Il massiccio dispiegamento di uomini e mezzi ha interessato diversi obiettivi sensibili, focalizzandosi in particolare su alcune abitazioni e luoghi frequentati da soggetti già noti agli uffici giudiziari. I militari e gli agenti hanno setacciato palmo a palmo gli edifici alla ricerca di armi, munizioni e dispositivi informatici che possano contenere tracce utili a ricostruire la rete di contatti e i reali motivi alla base del raid. Il blitz è stato condotto con estrema rapidità per evitare qualsiasi fuga di notizie o il possibile occultamento di materiale scottante.

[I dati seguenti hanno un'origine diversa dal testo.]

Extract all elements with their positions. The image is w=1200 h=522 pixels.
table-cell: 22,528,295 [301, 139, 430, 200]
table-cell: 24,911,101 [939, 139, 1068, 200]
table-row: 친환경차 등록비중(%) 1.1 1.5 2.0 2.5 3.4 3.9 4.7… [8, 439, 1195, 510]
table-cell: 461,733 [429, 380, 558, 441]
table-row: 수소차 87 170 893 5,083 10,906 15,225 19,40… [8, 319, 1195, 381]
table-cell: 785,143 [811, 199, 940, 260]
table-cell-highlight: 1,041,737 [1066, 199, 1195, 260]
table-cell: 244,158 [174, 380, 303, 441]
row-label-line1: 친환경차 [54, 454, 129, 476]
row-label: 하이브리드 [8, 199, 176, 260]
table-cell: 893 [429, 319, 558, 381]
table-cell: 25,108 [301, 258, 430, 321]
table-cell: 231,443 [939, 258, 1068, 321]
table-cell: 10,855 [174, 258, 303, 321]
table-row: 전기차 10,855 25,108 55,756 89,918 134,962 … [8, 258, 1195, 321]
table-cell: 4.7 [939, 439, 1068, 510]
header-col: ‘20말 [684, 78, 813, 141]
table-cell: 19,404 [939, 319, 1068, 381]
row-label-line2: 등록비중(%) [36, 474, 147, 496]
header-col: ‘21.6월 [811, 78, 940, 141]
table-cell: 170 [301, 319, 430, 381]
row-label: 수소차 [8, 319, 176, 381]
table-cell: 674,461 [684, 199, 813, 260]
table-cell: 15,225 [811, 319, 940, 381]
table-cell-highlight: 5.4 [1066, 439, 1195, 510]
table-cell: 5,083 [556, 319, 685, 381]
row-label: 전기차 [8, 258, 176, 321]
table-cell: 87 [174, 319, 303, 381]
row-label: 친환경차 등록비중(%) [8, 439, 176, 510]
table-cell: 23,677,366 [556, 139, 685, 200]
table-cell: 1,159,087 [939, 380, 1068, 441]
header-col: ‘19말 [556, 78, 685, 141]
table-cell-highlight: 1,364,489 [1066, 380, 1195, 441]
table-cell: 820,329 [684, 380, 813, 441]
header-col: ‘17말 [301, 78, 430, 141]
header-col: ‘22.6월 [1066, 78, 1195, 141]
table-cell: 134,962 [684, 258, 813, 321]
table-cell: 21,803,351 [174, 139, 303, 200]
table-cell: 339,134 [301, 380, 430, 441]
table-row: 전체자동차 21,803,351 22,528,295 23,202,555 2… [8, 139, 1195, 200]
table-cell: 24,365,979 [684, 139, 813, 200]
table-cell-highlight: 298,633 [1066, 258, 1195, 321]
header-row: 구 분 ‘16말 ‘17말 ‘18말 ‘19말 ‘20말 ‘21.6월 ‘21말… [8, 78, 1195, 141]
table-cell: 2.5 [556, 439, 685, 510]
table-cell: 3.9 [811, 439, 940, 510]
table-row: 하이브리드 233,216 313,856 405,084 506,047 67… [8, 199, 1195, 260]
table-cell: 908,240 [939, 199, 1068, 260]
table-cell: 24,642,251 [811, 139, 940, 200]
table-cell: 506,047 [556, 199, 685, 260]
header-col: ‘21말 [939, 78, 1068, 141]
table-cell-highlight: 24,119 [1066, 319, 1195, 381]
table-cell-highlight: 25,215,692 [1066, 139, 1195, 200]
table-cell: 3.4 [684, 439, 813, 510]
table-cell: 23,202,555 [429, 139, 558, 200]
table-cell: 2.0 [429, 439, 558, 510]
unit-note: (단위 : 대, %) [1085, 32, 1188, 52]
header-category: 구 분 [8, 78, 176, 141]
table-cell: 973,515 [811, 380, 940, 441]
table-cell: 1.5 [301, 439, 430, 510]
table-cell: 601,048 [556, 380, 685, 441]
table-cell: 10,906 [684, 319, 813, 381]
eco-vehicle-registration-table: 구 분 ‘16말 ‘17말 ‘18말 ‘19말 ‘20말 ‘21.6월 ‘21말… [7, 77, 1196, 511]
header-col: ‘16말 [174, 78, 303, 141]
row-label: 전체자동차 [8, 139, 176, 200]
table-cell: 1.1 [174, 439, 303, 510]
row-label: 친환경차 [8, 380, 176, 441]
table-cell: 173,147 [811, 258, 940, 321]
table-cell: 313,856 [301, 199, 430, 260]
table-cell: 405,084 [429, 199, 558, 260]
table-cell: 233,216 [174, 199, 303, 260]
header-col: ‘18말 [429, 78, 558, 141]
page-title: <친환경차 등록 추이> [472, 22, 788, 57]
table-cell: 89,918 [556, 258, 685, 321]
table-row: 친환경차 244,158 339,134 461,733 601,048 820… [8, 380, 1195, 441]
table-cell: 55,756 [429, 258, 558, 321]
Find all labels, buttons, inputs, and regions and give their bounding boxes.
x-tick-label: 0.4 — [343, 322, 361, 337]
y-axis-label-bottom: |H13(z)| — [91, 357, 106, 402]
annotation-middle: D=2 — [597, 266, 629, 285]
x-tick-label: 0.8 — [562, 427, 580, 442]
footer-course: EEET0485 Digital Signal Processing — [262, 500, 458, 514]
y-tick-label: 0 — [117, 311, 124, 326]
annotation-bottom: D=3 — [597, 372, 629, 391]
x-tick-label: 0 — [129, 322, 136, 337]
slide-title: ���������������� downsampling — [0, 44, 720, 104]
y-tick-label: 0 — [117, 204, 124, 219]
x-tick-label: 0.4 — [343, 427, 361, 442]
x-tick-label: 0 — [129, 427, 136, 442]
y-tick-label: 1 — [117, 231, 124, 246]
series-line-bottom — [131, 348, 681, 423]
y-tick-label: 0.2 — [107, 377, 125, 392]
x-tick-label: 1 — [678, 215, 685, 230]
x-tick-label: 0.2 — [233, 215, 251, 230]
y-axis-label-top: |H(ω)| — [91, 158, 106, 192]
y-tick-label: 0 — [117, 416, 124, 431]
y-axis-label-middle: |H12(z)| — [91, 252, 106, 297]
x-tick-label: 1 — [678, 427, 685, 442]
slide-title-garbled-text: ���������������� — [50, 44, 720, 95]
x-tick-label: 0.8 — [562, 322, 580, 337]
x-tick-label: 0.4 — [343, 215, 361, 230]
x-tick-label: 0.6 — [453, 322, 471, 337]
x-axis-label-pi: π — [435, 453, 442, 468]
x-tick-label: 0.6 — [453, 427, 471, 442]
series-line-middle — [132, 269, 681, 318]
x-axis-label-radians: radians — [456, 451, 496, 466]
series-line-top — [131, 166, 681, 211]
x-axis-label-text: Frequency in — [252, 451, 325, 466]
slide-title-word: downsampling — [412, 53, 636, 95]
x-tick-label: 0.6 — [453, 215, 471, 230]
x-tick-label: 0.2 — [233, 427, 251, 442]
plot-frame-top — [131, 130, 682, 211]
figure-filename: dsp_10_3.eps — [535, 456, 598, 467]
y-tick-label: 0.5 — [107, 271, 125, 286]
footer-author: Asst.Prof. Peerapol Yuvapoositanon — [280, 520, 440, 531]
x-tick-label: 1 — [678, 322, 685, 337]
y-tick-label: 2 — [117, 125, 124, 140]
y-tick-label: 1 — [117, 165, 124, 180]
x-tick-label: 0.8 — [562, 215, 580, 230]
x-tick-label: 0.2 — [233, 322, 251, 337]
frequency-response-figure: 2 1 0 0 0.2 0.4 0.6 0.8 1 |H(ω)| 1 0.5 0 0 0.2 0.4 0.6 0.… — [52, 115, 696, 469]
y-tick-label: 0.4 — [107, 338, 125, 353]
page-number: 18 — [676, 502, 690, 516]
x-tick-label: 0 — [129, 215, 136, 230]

L’azione fulminea degli inquirenti punta a fare totale chiarezza sulla terribile notte dello scorso sabato 6 giugno, quando il cuore della movida cittadina si è improvvisamente trasformato in uno scenario da far west. In quell'occasione, una violenta lite scoppiata tra la folla della piazza è degenerata nel giro di pochi istanti nell'esplosione di colpi d'arma da fuoco, seminando il panico tra le decine di giovani presenti prima che gli autori si dileguassero a folle velocità a bordo di auto in corsa.

I riscontri effettuati subito dopo l'agguato avevano già evidenziato la pericolosità dell'azione, caratterizzata dall'uso di armi in pieno centro e da un successivo inseguimento nelle vie limitrofe. Grazie anche all'acquisizione delle immagini registrate dai sistemi di videosorveglianza pubblici e privati, gli investigatori sono riusciti a isolare alcuni elementi chiave e a identificare i presunti responsabili. Le perquisizioni di ieri sera rappresentano quindi lo sviluppo naturale di un'attività d'indagine incessante che mira a blindare le responsabilità penali dei singoli soggetti coinvolti.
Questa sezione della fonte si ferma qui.